Overview

Study of CB-183,315 in Participants With Clostridium Difficile Associated Diarrhea (MK-4261-005)

Status:
Completed

Trial end date:
2015-03-20

Target enrollment:
0

Participant gender:
All

Summary

606 participants with Clostridium Difficile Associated Diarrhea (CDAD) participated in this study and received either oral vancomycin or CB-183,315 (surotomycin) in a blinded fashion. Treatment lasted for 10 days and participants were followed up for at least 40 days and a maximum of 100 days.
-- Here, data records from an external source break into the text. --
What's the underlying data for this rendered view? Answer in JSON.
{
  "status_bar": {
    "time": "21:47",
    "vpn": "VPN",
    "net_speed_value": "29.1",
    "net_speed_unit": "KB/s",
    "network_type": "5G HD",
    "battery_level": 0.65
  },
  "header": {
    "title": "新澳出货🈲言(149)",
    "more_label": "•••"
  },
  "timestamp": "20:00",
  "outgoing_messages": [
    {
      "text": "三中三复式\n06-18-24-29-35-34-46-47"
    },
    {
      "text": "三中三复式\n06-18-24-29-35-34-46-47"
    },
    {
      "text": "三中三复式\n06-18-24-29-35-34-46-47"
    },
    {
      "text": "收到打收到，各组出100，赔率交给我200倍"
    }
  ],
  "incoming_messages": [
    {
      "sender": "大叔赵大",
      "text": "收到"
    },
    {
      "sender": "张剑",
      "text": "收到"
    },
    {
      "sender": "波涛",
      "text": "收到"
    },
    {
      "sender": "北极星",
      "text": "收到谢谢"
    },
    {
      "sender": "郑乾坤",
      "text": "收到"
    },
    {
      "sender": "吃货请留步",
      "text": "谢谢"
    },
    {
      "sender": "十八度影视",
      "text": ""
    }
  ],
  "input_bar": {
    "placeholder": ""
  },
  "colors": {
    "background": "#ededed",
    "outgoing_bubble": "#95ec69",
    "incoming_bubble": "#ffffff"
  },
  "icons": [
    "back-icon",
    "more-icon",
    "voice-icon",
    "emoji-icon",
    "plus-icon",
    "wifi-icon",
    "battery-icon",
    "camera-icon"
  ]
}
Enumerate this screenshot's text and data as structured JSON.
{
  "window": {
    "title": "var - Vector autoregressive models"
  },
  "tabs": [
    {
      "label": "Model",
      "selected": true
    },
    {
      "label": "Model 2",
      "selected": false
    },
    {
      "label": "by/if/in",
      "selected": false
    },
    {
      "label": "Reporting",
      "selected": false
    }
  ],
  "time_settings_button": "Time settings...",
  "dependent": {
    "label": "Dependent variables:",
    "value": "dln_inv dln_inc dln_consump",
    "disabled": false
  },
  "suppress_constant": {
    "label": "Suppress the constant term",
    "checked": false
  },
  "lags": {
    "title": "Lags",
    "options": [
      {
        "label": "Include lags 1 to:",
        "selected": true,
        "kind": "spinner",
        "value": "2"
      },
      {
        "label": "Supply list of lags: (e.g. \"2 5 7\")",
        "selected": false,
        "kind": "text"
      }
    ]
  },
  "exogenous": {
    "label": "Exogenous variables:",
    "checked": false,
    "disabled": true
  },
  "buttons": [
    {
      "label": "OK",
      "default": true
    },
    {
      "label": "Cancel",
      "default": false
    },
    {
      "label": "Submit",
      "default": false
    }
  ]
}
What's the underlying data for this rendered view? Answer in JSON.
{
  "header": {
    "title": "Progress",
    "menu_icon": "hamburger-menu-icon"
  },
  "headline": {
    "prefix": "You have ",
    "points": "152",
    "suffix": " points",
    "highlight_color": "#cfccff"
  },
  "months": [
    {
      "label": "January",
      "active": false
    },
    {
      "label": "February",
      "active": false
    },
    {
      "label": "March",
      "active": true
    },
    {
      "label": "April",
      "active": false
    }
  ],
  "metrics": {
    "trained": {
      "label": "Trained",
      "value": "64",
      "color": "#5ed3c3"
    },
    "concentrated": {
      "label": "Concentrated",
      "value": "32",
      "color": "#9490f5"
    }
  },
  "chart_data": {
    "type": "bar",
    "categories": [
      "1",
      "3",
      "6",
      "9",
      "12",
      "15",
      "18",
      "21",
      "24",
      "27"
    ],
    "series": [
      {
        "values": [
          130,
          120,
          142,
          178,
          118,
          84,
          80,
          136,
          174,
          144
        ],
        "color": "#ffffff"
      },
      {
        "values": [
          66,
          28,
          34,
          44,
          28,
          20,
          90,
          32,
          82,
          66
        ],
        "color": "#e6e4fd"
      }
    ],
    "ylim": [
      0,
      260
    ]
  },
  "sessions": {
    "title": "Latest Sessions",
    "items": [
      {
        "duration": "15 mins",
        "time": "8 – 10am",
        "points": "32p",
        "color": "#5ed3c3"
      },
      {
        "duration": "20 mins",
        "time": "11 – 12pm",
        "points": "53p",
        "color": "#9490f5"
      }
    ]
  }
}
The purpose of this study was to evaluate how well surotomycin treats CDAD as compared to vancomycin.

Phase:

Phase 3

Accepts Healthy Volunteers?

Details

Lead Sponsor:

Cubist Pharmaceuticals LLC

Treatments:

Vancomycin

Criteria

To be included in this study, participants must:

- Sign a consent form;

- Be >= 18 and < 90 years of age;

- Have diarrhea, at least 3 times during one day, or 200 mL or liquid stool if using a
rectal device;

- Test positive for Clostridium difficile;

- If female, must not be pregnant or nursing and take appropriate measures to not get
pregnant during the study.

Participants will not be allowed into the study if they:

- Have toxic megacolon and/or known small bowel ileus;

- Have received treatment with intravenous immune globulin (IVIG) within the past 30
days;

- Have received treatment with a fecal transplant within 7 days, and/or if the doctor
anticipates to give the participant a fecal transplant during the study;

- Have received a certain amount of antibacterial therapy specific for current CDAD,
unless it is not working;

- Have received an investigational vaccine against C. difficile;

- Have received an investigational product containing monoclonal antibodies against
toxin A or B within 180 days;

- Had more than 2 episodes of CDAD within 90 days;

- Had major gastrointestinal (GI) surgery (i.e. significant bowel resection) within 3
months (this does not include appendectomy or cholecystectomy);

- Have history of prior inflammatory bowel disease: ulcerative colitis, Crohn's disease,
or microscopic colitis;

- Are unable to discontinue loperamide, diphenoxylate/atropine, or cholestyramine during
the duration of the study;

- Are unable to discontinue opiate treatment unless on a stable dose;

- Has known positive stool cultures for other enteropathogens including but not limited
to Salmonella, Shigella, and Campylobacter;

- Had stool studies positive for pathogenic ova and/or parasites;

- Have an intolerance or hypersensitivity to daptomycin and/or vancomycin;

- Have life-threatening illness at the time of enrollment;

- Have poor concurrent medical risks that in the opinion of the Investigator the
participant should not enroll;

- Have received an investigational drug or participated in any experimental procedure
within 1 month;

- Have human immunodeficiency virus (HIV), a cluster of differentiation 4 (CD4) < 200
cells/mm3 within 6 months of start of study therapy;

- Anticipate that certain antibacterial therapy for a non-CDAD infection will be
required for > 7 days;

- Are unable to discontinue Saccharomyces or similar probiotic;

- Are on a concurrent intensive induction chemotherapy, radiotherapy, or biologic
treatment for active malignancy;

- Are unable to comply with the protocol requirements;

- Have any condition that, in the opinion of the Investigator, might interfere;

- Are not expected to live for less than 8 weeks.